If Phi(z) = integral(N(x|0,1,1), -inf, z) ; those. Phi(z) is the integral of the standard normal distribution from minus infinity to z , then it is true by the definition of the error function, which
Phi(z) = 0.5 + 0.5 * erf(z / sqrt(2)) .
Similarly, if Phi(z | mu, sigma, n) = integral( N(x|sigma, mu, n), -inf, z) ; those. Phi(z | mu, sigma, n) is an integral from the normal distribution of the given parameters mu , sigma and n from minus infinity to z , then this is true by the definition of the error function, which
Phi(z | mu, sigma, n) = (n/2) * (1 + erf((x - mu) / (sigma * sqrt(2)))) .
Check out the Wikipedia article on regular CDF if you want more information or evidence of this fact.
Well, that should be enough background. Return to your (edited) post. You say: "erf (z) in scipy.special would require me to pinpoint exactly what t is originally." I have no idea what you mean by that; where t (time?) generally comes into this? Hopefully the above explanation has slightly changed the error function, and now it’s clear why the error function is the right function for the job.

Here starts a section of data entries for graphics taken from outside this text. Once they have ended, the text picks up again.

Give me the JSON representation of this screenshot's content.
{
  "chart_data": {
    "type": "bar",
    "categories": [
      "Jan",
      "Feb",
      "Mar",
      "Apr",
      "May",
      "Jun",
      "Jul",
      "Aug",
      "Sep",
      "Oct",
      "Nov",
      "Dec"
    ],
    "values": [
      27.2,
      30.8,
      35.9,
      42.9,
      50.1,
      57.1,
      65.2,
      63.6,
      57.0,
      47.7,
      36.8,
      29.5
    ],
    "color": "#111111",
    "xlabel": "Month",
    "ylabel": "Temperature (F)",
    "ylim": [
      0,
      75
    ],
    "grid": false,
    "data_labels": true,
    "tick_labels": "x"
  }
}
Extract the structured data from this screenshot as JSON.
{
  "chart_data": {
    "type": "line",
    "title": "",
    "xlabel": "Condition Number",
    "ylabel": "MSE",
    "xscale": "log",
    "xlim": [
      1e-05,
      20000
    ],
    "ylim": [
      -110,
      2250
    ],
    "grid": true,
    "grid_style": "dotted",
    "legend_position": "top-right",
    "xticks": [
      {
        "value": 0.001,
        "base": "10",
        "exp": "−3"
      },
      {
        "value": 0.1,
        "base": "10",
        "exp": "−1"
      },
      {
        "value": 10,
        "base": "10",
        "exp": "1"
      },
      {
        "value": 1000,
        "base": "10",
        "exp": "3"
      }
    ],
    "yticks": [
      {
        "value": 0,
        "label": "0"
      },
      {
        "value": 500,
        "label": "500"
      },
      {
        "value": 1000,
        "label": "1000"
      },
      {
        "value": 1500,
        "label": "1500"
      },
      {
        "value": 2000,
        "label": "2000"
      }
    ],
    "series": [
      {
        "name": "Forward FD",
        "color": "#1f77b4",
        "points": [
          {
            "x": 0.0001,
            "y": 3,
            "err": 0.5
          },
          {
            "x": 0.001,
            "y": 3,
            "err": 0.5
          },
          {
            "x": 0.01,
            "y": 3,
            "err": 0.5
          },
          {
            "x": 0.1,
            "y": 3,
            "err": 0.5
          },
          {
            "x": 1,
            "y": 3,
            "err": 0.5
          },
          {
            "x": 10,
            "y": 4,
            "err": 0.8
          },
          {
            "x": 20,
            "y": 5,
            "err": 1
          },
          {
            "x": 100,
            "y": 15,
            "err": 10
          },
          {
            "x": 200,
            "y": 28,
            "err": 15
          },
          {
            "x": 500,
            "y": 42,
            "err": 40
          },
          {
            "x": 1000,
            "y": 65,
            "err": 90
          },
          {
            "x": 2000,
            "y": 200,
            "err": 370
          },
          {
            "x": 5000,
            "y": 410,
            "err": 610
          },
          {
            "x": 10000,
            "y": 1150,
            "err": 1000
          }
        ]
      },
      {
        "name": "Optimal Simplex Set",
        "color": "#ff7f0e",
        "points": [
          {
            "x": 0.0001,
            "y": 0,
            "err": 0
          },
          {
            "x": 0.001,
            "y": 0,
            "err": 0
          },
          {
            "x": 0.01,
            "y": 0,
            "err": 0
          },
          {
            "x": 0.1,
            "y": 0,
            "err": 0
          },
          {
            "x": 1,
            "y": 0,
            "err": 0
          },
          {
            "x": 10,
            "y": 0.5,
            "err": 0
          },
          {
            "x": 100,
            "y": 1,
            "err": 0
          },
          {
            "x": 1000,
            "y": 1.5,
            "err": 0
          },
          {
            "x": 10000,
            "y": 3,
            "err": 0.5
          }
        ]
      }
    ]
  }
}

Your Python code is fine, but I would prefer closure over lambda:
def make_gauss(N, sigma, mu): k = N / (sigma * math.sqrt(2*math.pi)) s = -1.0 / (2 * sigma * sigma) def f(x): return k * math.exp(s * (x - mu)*(x - mu)) return f
Using closure allows for preliminary calculation of the constants k and s , so the returned function will need to do less work each time it is called (which may be important if you integrate it, which means that it will be many times). In addition, I avoided using the exposure operator ** , which is slower than just writing the square, and pulled the delimiter from the inner loop and replaced it with multiplication. I did not look at their implementation in Python, but from my last time, setting the inner loop to pure speed using the raw build x87, I seem to remember that adding, subtracting or multiplying takes about 4 processor cycles each, divides 36. and raising to a power of about 200. That was a couple of years ago, so take these numbers with salt; However, this illustrates their relative complexity. Also, computing the exp(x) brute force method is a very bad idea; there are tricks you can take when writing a good exp(x) implementation that make it much faster and more accurate than wrapping a**b style.
I have never used the numpy version of the constants pi and e; I have always followed simple versions of a math module. I do not know why you may prefer one of them.
I'm not sure what you are going to call quad() . quad(gen_gauss, -inf, inf, (10,2,0)) should integrate the renormalized Gaussian from minus infinity to plus infinity and should always spit out 10 (your normalization coefficient), since Gaussian integrates into 1 over the real line. Any answer away from 10 (I would not expect exactly 10, since quad() is just an approximation, after all) means that something is screwed somewhere ... it's hard to say what was introduced without knowing the actual the return value and possibly the inner workings of quad() .
Hope this demystified some confusion and explained why the error function is the correct answer to your problem, and also how to do it all yourself if you are interested. If any of my explanations was not clear, I suggest first looking at Wikipedia; If you have any questions, feel free to ask.